Monatelang hat Präsident Selenskiy mal gefordert, mal gebuhlt, sogar gefleht - um mehr Luftabwehrwaffen für die Ukraine. Nun kommt die Zusage der USA für eine Batterie ihres Systems Patriot. Kann das im Kampf gegen Russland entscheidend weiterhelfen?

Was kann das Patriot-System?

Patriot ist ein Luftverteidigungssystem, das die Rakete von einer mobilen Startrampe, dem sogenannten Launcher, abfeuert. Es bekämpft Flugzeuge, aber auch Marschflugkörper - die mit eigenem Antrieb fliegen und sich selbst ins Ziel steuern können. Weil Marschflugkörper sehr niedrig fliegen können, sind sie vom gegnerischen Radar nur schwer zu orten.

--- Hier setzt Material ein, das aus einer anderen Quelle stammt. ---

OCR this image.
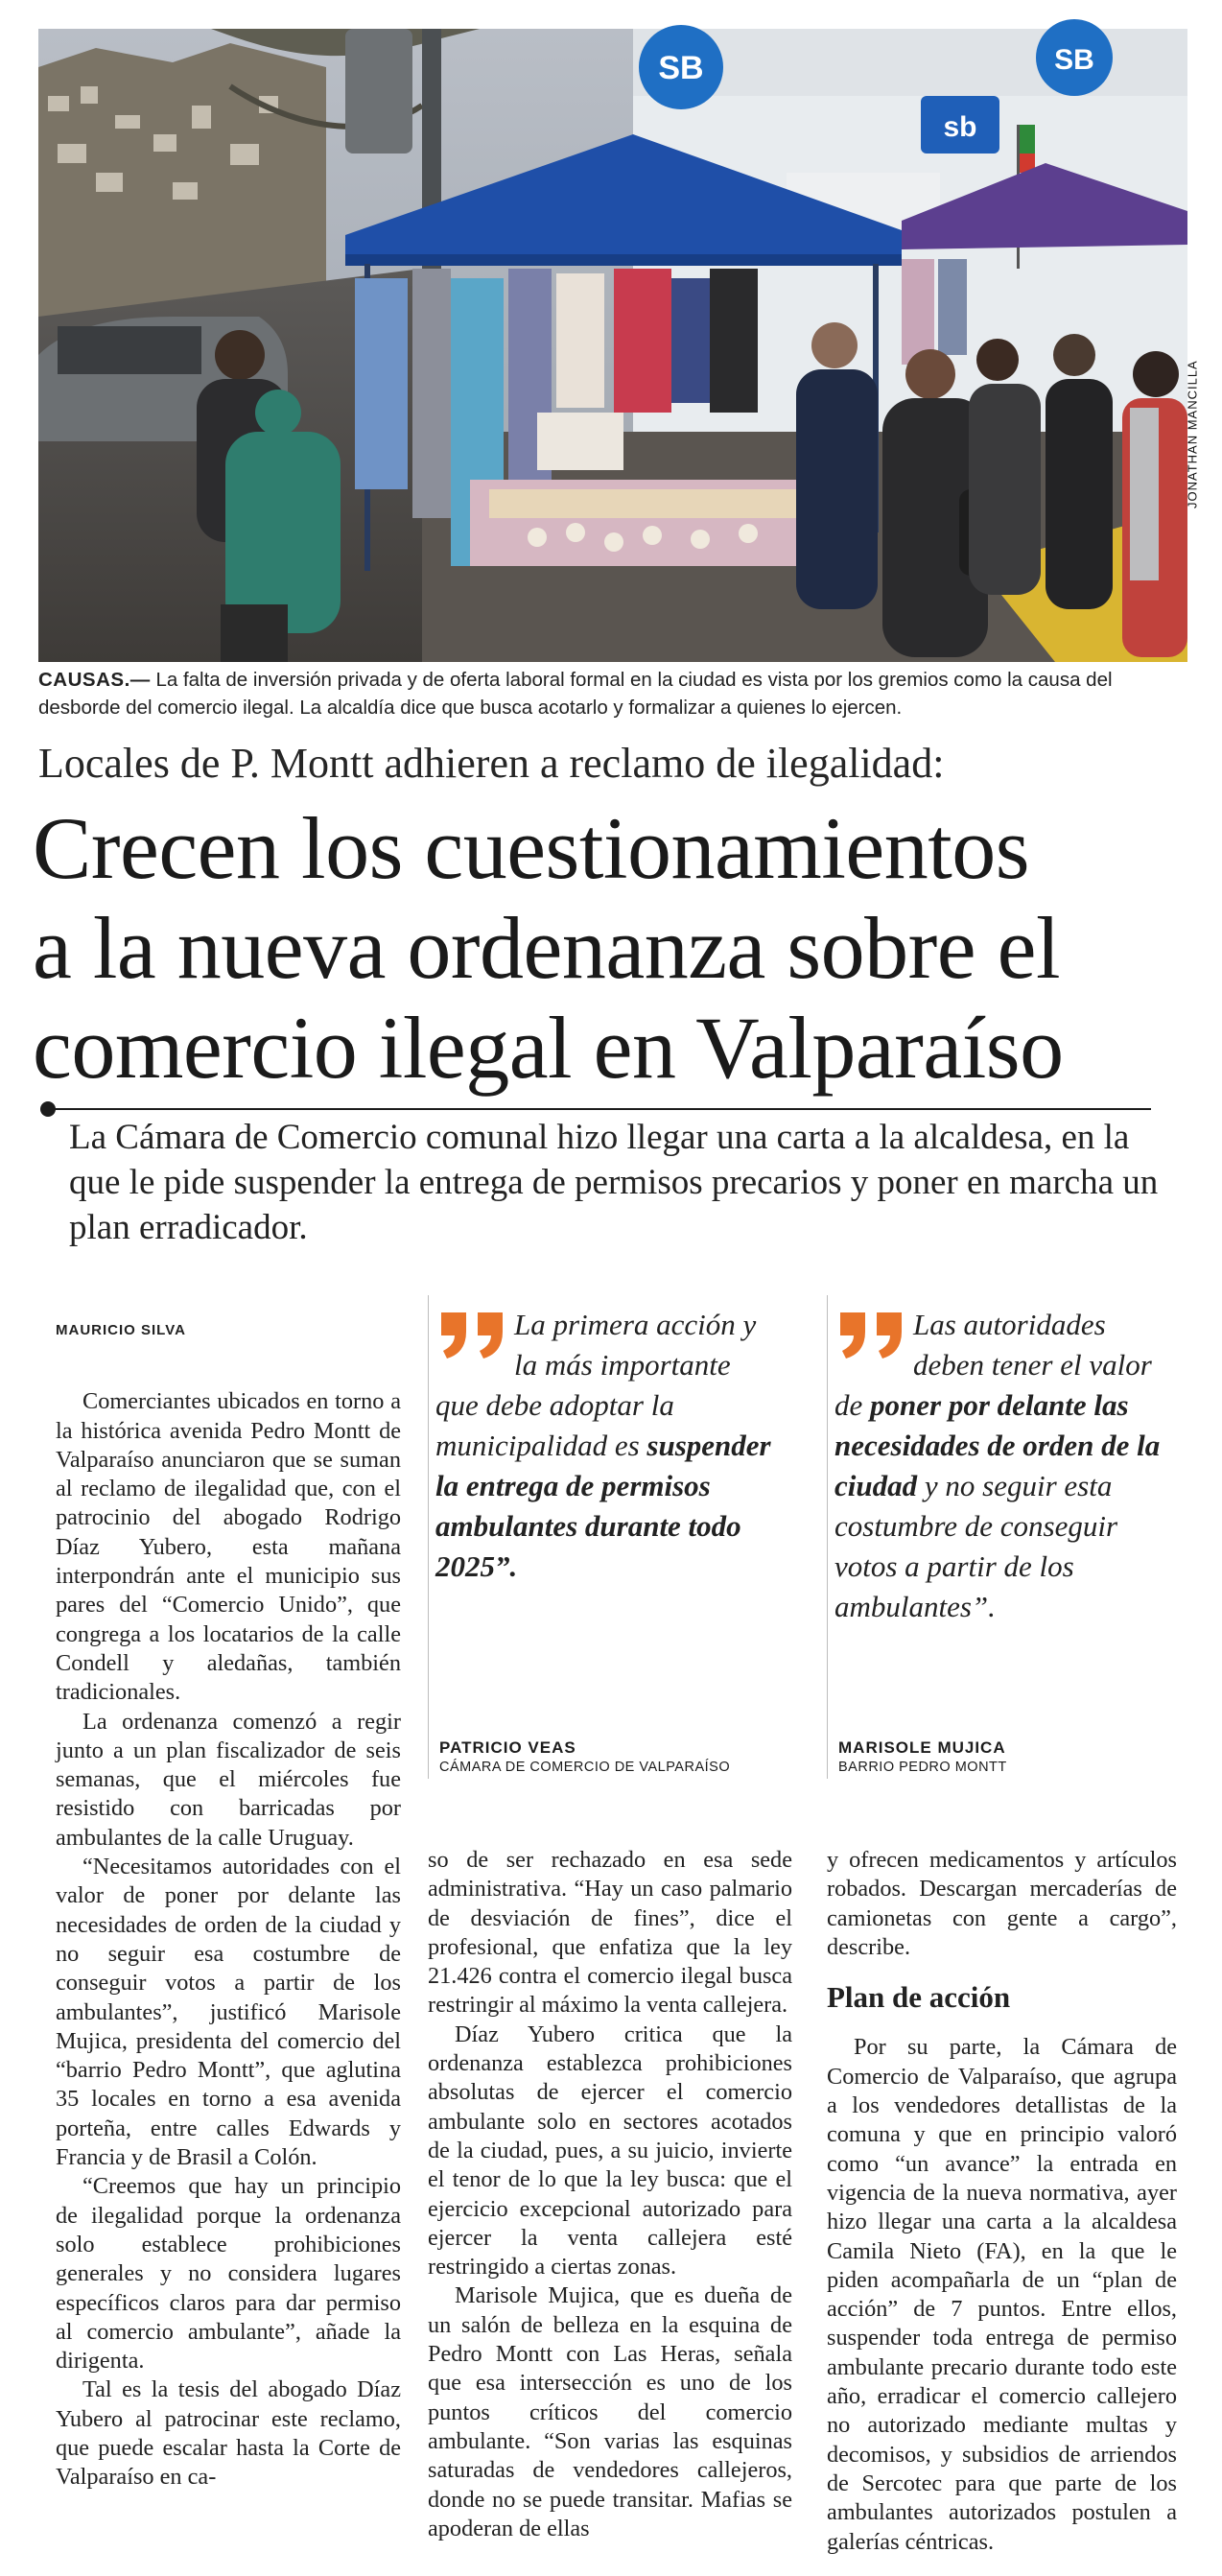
SB	SB
sb
JONATHAN MANCILLA
CAUSAS.— La falta de inversión privada y de oferta laboral formal en la ciudad es vista por los gremios como la causa del desborde del comercio ilegal. La alcaldía dice que busca acotarlo y formalizar a quienes lo ejercen.
Locales de P. Montt adhieren a reclamo de ilegalidad:
Crecen los cuestionamientos
a la nueva ordenanza sobre el
comercio ilegal en Valparaíso
La Cámara de Comercio comunal hizo llegar una carta a la alcaldesa, en la que le pide suspender la entrega de permisos precarios y poner en marcha un plan erradicador.
MAURICIO SILVA

Comerciantes ubicados en torno a la histórica avenida Pedro Montt de Valparaíso anunciaron que se suman al reclamo de ilegalidad que, con el patrocinio del abogado Rodrigo Díaz Yubero, esta mañana interpondrán ante el municipio sus pares del “Comercio Unido”, que congrega a los locatarios de la calle Condell y aledañas, también tradicionales.

La ordenanza comenzó a regir junto a un plan fiscalizador de seis semanas, que el miércoles fue resistido con barricadas por ambulantes de la calle Uruguay.

“Necesitamos autoridades con el valor de poner por delante las necesidades de orden de la ciudad y no seguir esa costumbre de conseguir votos a partir de los ambulantes”, justificó Marisole Mujica, presidenta del comercio del “barrio Pedro Montt”, que aglutina 35 locales en torno a esa avenida porteña, entre calles Edwards y Francia y de Brasil a Colón.

“Creemos que hay un principio de ilegalidad porque la ordenanza solo establece prohibiciones generales y no considera lugares específicos claros para dar permiso al comercio ambulante”, añade la dirigenta.

Tal es la tesis del abogado Díaz Yubero al patrocinar este reclamo, que puede escalar hasta la Corte de Valparaíso en ca-

La primera acción y la más importante que debe adoptar la municipalidad es suspender la entrega de permisos ambulantes durante todo 2025”.
PATRICIO VEAS
CÁMARA DE COMERCIO DE VALPARAÍSO
Las autoridades deben tener el valor de poner por delante las necesidades de orden de la ciudad y no seguir esta costumbre de conseguir votos a partir de los ambulantes”.
MARISOLE MUJICA
BARRIO PEDRO MONTT

so de ser rechazado en esa sede administrativa. “Hay un caso palmario de desviación de fines”, dice el profesional, que enfatiza que la ley 21.426 contra el comercio ilegal busca restringir al máximo la venta callejera.

Díaz Yubero critica que la ordenanza establezca prohibiciones absolutas de ejercer el comercio ambulante solo en sectores acotados de la ciudad, pues, a su juicio, invierte el tenor de lo que la ley busca: que el ejercicio excepcional autorizado para ejercer la venta callejera esté restringido a ciertas zonas.

Marisole Mujica, que es dueña de un salón de belleza en la esquina de Pedro Montt con Las Heras, señala que esa intersección es uno de los puntos críticos del comercio ambulante. “Son varias las esquinas saturadas de vendedores callejeros, donde no se puede transitar. Mafias se apoderan de ellas

y ofrecen medicamentos y artículos robados. Descargan mercaderías de camionetas con gente a cargo”, describe.

Plan de acción

Por su parte, la Cámara de Comercio de Valparaíso, que agrupa a los vendedores detallistas de la comuna y que en principio valoró como “un avance” la entrada en vigencia de la nueva normativa, ayer hizo llegar una carta a la alcaldesa Camila Nieto (FA), en la que le piden acompañarla de un “plan de acción” de 7 puntos. Entre ellos, suspender toda entrega de permiso ambulante precario durante todo este año, erradicar el comercio callejero no autorizado mediante multas y decomisos, y subsidios de arriendos de Sercotec para que parte de los ambulantes autorizados postulen a galerías céntricas.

Der Radar des Patriot-Systems ist dem des sowjetischen S-300, das die ukrainische Luftabwehr hauptsächlich nutzt, deutlich überlegen. Es hat daher bessere Chancen, einen angreifenden Marschflugkörper abzuwehren. Einen wirklichen Unterschied macht die Patriot aber vor allem im Verbund mit anderen Waffen, etwa Satelliten und Drohnen, die ein feindliches Geschoss schon beim Abschuss erkennen können, also lange bevor es auf dem Patriot-Radar auftaucht.

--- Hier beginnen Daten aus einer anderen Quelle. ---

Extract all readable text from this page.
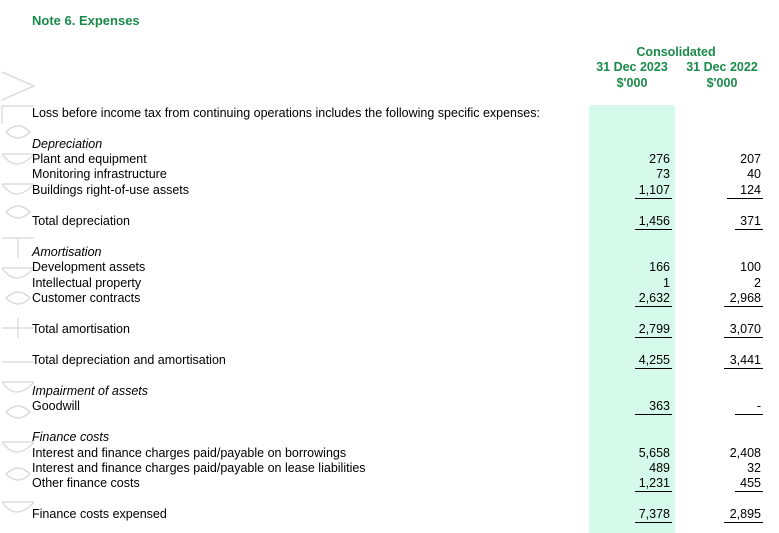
Note 6. Expenses
Consolidated
31 Dec 2023	31 Dec 2022
$'000	$'000
Loss before income tax from continuing operations includes the following specific expenses:
Depreciation
Plant and equipment	276	207
Monitoring infrastructure	73	40
Buildings right-of-use assets	1,107	124
Total depreciation	1,456	371
Amortisation
Development assets	166	100
Intellectual property	1	2
Customer contracts	2,632	2,968
Total amortisation	2,799	3,070
Total depreciation and amortisation	4,255	3,441
Impairment of assets
Goodwill	363	-
Finance costs
Interest and finance charges paid/payable on borrowings	5,658	2,408
Interest and finance charges paid/payable on lease liabilities	489	32
Other finance costs	1,231	455
Finance costs expensed	7,378	2,895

"Wenn etwa der Satellit oder eine Drohne melden, dass von Belarus oder dem Schwarzen Meer aus eine Rakete abgeschossen wurde, so hat das Patriot-System in der Ukraine genug Zeit, die Abwehrraketen darauf auszurichten", sagt der österreichische Offizier und Militärexperte Markus Reisner ntv.de. Gestützt auf das eigene Radarsystem kann dann der Abschuss erfolgen. Patriots werden aber auch gegen ballistische Kurzstreckenraketen eingesetzt. Diese haben keinen Eigenantrieb, sondern fliegen mit der Energie des Startantriebs in einem Bogen ins Ziel. Das macht sie für den gegnerischen Radar leichter erkennbar.

Nach Angaben der Bundeswehr ist das von ihr genutzte Patriot-System in der Lage, bis zu 50 Ziele zeitgleich zu kontrollieren, also Flugobjekte zu verifizieren und als Freund oder Feind zu bewerten. Angreifen kann es fünf Ziele zur selben Zeit. Die Bekämpfungsreichweite variiert je nach Version des Systems. Die Bundeswehr gibt für den von ihr genutzten Typ eine Reichweite von 68 Kilometern an.

Das System ist weit verbreitet: 18 Nationen nutzen laut dem US-Thinktank Center for Strategic and International Studies (CSIS) Patriot in der Luftabwehr, neben Deutschland zum Beispiel auch die Niederlande und Spanien. Polen und die Slowakei haben im Frühjahr von NATO-Partnern Patriots erhalten, um sich gegen mögliche russische Angriffe zu schützen und eigene S-300 Systeme an die Ukraine liefern zu können.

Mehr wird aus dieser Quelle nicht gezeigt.